Congressional Republicans have mentioned implementing work necessities for nondisabled adults, which may have an effect on at the least 1 million Medicaid enrollees in California, probably the most of any state, in response to an evaluation by the City Institute.
Lawmakers additionally may roll again the Medicaid growth underneath the Reasonably priced Care Act, also called Obamacare, which handed in 2010 and allowed extra individuals to qualify for Medicaid primarily based on revenue. California, 39 different states, and Washington, D.C., have chosen to undertake “Medicaid growth,” during which the federal authorities pays for 90% of protection for these enrollees.
Such a transfer would price California billions every year if it opted to proceed protection for the roughly 5 million extra enrollees who’ve gained protection underneath the growth.
Republicans may additionally make it more durable for states akin to California to proceed to attract federal support by means of supplier taxes such because the MCO tax, one thing the primary Trump administration proposed however later dropped.
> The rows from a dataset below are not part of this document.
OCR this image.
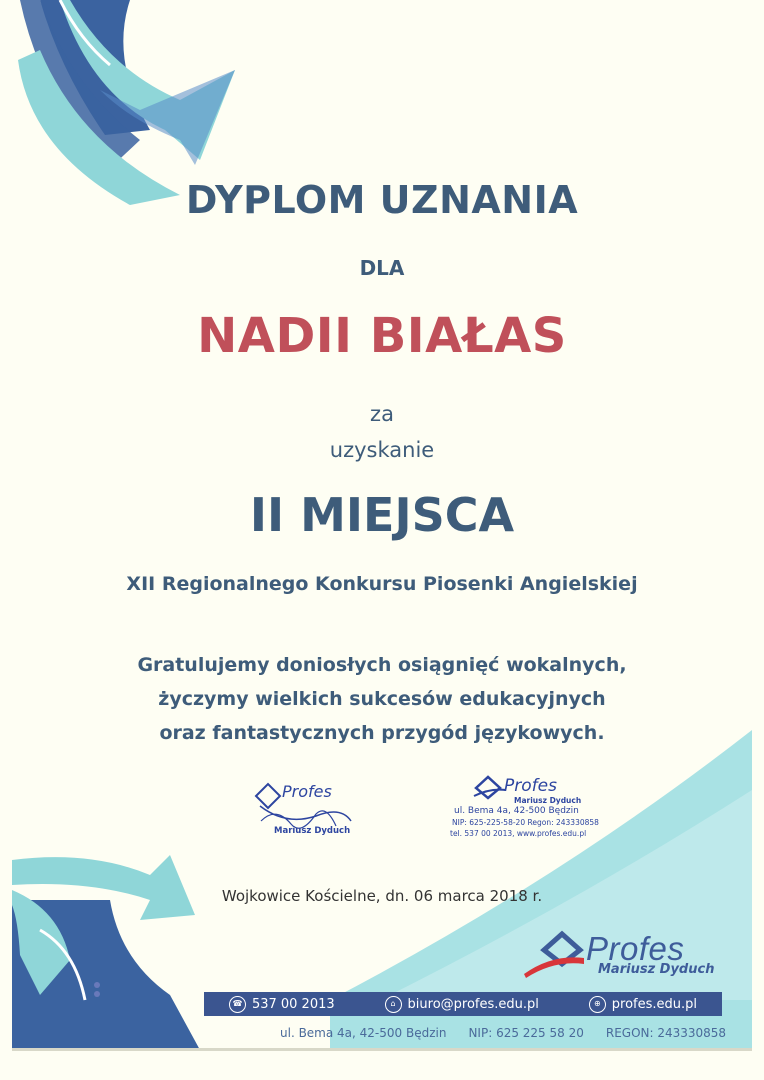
DYPLOM UZNANIA
DLA
NADII BIAŁAS
za
uzyskanie
II MIEJSCA
XII Regionalnego Konkursu Piosenki Angielskiej
Gratulujemy doniosłych osiągnięć wokalnych,
życzymy wielkich sukcesów edukacyjnych
oraz fantastycznych przygód językowych.
Profes
Mariusz Dyduch
Profes
Mariusz Dyduch
ul. Bema 4a, 42-500 Będzin
NIP: 625-225-58-20 Regon: 243330858
tel. 537 00 2013, www.profes.edu.pl
Wojkowice Kościelne, dn. 06 marca 2018 r.
Profes
Mariusz Dyduch
☎ 537 00 2013	⌂ biuro@profes.edu.pl	⊕ profes.edu.pl
ul. Bema 4a, 42-500 Będzin NIP: 625 225 58 20 REGON: 243330858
The tax on managed care plans brings in about $5 billion a yr and was endorsed by voters in a poll initiative final fall, however the federal authorities has been complaining for years about how states levy such taxes on insurance coverage and hospitals. If it restricts how states accumulate these taxes, it might seemingly trigger a funding hole in California.
If federal cuts happen, Newsom officers acknowledge, the state couldn’t take in the price of present packages. Republicans are pressuring Democrats who management the legislature to finish Medi-Cal protection of residents with out authorized standing — one thing neither Newsom nor Democratic legislative leaders have expressed a willingness to do.
State leaders additionally could possibly be confronted with reducing elective advantages akin to dental care and optometry, trimming providers aimed toward enhancing recipients’ high quality of life, or decreasing funds to managed care plans that cowl 94% of Medi-Cal recipients.
That’s what California lawmakers did in the course of the Nice Recession, reducing reimbursement charges to suppliers and eliminating advantages together with eye and dental take care of adults. The governor on the time, Republican Arnold Schwarzenegger, went a step additional, chopping $61 million from counties’ Medi-Cal funding in a finances bloodletting that he stated contained “the great, the unhealthy, and the ugly.”
This text was produced by KFF Well being Information, which publishes California Healthline, an editorially unbiased service of the California Well being Care Basis.